The drive was a blur of houses and storefronts, each moment stretching out with the terrifying possibilities of what might have happened. It had been over an hour since they’d left, but the tracker was blinking, and I was five minutes away.

I saw the smoke before the car.

I rounded the corner at full speed, nearly slamming into a group of onlookers, then got out and scrambled toward the fully engulfed vehicle.

Cops were there already, and an officer took one look at me, then noticed the gun at my hip. “Hands where I can see them!” he shouted, pulling his gun, and ordering backup, his partner reaching his side.

Instinctively, I reached for my weapon as he barked at me to keep my hands where he could see them, but I took the gun out with two fingers and dropped it to the ground.

“I’m looking for my family!” I shouted in his face. “I’m unarmed! August Fox. My family was in that car.” My heart raced as I complied with the cops who were reacting as if I’d threatened them. Where were James and Max?

Shit, where was Annie?

I stumbled to a halt, my heart hammering at the horror unfolding before me. The car was now a monstrous inferno, and I saw Max and James lying motionless on the ground. Panic surged within me, a tidal wave threatening to drown all reason. I ran to the car, trying to reach the back seat.

If Annie was in there, she’d be gone already, but I might have a chance.

Strong arms grabbed me back.

“There’s a child in there!” I shouted… screamed… but no one let me go.

A firefighter shoved past me, a hose in his hands. He attacked the flames, water hissing and steam rising in billowing clouds. And I could do nothing but watch, not even able to reach James and Max as fire crawled toward them.

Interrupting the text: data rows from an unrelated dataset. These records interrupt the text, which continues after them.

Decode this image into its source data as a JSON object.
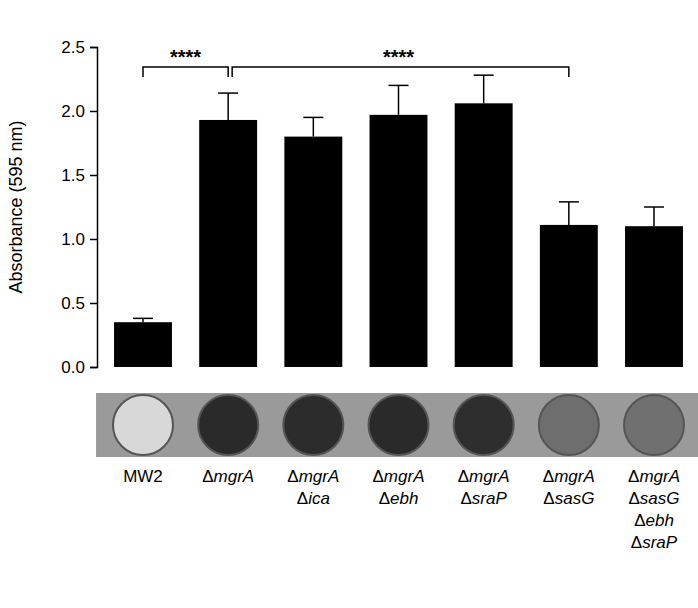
{
  "chart_data": {
    "type": "bar",
    "y_label": "Absorbance (595 nm)",
    "categories": [
      "MW2",
      "ΔmgrA",
      "ΔmgrA Δica",
      "ΔmgrA Δebh",
      "ΔmgrA ΔsraP",
      "ΔmgrA ΔsasG",
      "ΔmgrA ΔsasG Δebh ΔsraP"
    ],
    "values": [
      0.35,
      1.93,
      1.8,
      1.97,
      2.06,
      1.11,
      1.1
    ],
    "errors": [
      0.03,
      0.21,
      0.15,
      0.23,
      0.22,
      0.18,
      0.15
    ],
    "color": "#000000",
    "ylim": [
      0,
      2.5
    ],
    "yticks": [
      {
        "value": 0,
        "label": "0.0"
      },
      0.5,
      {
        "value": 1,
        "label": "1.0"
      },
      1.5,
      {
        "value": 2,
        "label": "2.0"
      },
      2.5
    ],
    "grid": false,
    "annotations": [
      {
        "text": "****",
        "from": 0,
        "to": 1
      },
      {
        "text": "****",
        "from": 1,
        "to": 5
      }
    ]
  }
}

The heat was oppressive, pushing against us, and sweat beaded on my forehead, the heat baking my skin, but the physical discomfort was nothing compared to the fear clawing at my insides. When the flames had died enough, and the cops were swarming, I shook off the hold and, kneeling beside James, checked for any sign of life. Nothing. Two bullet holes—one in his temple, the other in his chest. A similar check on Max yielded the same result. They were gone. James had scrapes on him as if someone had dragged him from the car, but Max had his hand curled around a gun, showing that he had been trying to protect James.

And Annie too.

She had to have been in the car.

She couldn’t have survived this.

I’m going to be sick.

Then, amid the chaos and the noise of the fire being quenched, the firefighter found me. His face, obscured by his mask, turned towards mine, and I braced myself for the words I feared most.

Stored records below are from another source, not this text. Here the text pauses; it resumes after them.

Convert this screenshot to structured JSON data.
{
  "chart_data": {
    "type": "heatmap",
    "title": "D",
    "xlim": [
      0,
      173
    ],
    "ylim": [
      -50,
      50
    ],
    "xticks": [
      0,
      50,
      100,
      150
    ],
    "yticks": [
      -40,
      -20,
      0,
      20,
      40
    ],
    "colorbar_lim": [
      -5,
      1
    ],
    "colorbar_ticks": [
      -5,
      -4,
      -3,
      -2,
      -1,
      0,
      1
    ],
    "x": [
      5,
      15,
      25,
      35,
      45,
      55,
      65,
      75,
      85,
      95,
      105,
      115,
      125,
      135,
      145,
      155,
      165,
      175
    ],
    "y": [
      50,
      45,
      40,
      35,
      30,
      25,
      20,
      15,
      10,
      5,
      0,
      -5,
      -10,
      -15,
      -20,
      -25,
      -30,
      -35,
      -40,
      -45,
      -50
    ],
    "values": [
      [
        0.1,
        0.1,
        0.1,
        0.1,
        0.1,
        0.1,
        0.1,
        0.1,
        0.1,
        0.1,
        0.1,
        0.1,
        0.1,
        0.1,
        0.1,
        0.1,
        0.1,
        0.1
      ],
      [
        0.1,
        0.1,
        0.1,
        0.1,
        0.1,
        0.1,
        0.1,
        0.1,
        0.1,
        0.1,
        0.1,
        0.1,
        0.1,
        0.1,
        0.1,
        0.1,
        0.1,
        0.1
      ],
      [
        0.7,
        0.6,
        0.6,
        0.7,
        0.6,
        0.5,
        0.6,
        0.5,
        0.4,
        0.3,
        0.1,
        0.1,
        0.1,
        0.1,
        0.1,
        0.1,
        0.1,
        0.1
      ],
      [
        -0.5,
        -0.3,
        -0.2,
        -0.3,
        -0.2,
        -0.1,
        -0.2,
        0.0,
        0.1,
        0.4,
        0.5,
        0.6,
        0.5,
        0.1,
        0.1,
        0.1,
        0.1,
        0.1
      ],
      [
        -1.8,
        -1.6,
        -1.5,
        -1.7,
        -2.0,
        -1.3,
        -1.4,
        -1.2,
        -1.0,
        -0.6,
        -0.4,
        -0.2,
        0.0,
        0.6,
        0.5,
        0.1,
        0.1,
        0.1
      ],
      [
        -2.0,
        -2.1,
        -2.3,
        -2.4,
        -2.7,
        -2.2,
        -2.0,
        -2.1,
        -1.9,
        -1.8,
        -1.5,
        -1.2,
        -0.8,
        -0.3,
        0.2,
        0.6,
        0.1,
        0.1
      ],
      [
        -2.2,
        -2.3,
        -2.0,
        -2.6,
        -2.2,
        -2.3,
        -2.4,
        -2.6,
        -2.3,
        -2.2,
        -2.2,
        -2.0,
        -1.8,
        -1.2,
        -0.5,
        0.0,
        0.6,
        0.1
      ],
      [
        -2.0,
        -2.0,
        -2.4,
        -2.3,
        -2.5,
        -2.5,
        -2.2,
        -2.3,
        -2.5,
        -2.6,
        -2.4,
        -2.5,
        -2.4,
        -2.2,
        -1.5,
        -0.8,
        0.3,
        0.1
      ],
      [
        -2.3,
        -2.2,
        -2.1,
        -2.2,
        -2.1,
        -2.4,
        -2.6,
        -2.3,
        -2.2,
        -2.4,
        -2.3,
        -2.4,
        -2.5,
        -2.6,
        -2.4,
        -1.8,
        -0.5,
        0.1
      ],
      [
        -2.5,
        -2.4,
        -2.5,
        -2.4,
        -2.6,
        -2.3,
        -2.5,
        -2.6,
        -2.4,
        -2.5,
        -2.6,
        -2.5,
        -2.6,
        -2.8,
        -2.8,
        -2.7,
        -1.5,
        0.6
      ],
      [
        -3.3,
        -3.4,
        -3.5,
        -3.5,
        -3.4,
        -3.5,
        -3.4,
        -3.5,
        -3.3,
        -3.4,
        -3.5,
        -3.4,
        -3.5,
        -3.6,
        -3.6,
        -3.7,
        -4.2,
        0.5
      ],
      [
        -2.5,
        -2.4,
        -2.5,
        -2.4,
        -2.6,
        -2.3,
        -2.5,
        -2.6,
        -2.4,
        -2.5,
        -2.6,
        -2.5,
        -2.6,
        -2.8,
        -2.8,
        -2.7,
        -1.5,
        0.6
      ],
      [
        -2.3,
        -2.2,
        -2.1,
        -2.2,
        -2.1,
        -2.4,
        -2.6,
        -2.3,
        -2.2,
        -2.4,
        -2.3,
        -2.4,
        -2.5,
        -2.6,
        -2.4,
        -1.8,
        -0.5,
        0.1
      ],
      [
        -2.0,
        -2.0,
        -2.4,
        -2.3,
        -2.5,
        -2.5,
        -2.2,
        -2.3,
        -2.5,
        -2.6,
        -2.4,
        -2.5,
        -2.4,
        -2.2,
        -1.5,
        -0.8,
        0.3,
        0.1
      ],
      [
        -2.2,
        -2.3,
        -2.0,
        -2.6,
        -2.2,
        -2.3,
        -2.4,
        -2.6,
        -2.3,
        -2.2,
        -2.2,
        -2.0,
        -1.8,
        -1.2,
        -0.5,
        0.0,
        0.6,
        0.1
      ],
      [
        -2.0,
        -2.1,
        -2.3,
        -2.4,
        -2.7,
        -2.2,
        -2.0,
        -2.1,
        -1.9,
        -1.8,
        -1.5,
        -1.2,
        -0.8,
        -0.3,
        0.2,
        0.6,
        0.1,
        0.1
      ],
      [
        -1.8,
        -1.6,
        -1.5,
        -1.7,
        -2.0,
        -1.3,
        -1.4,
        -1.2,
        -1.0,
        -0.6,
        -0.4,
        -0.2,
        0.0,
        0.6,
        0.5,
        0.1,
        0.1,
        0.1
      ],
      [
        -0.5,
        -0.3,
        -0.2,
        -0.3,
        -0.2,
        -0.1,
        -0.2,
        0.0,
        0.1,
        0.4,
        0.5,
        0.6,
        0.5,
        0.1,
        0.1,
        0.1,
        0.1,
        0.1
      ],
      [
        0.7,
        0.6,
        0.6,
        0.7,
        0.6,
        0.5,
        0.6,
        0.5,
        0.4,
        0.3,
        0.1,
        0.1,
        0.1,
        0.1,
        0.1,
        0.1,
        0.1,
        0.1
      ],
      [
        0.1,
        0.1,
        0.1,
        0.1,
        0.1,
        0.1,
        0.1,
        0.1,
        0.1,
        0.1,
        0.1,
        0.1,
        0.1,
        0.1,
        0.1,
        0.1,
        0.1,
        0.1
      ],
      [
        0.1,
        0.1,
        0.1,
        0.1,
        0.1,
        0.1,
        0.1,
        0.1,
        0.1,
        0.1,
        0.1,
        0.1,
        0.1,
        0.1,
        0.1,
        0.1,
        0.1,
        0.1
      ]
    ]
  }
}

“No sign of anyone else in the car.”

“What?”

“There’s a car seat, but it’s empty, and we don’t see human remains inside.”

As the cops asked questions, and Molly arrived, a new panic took root. My mind raced, thoughts tumbling over each other. Where was Annie? Had someone taken her? The heat, the flames, the lifeless bodies of her father and Max—all of it paled in comparison to the cold dread that settled in my stomach.

Annie was gone.

Ran for her life? Wandered away?

Or taken by whoever had killed her dad.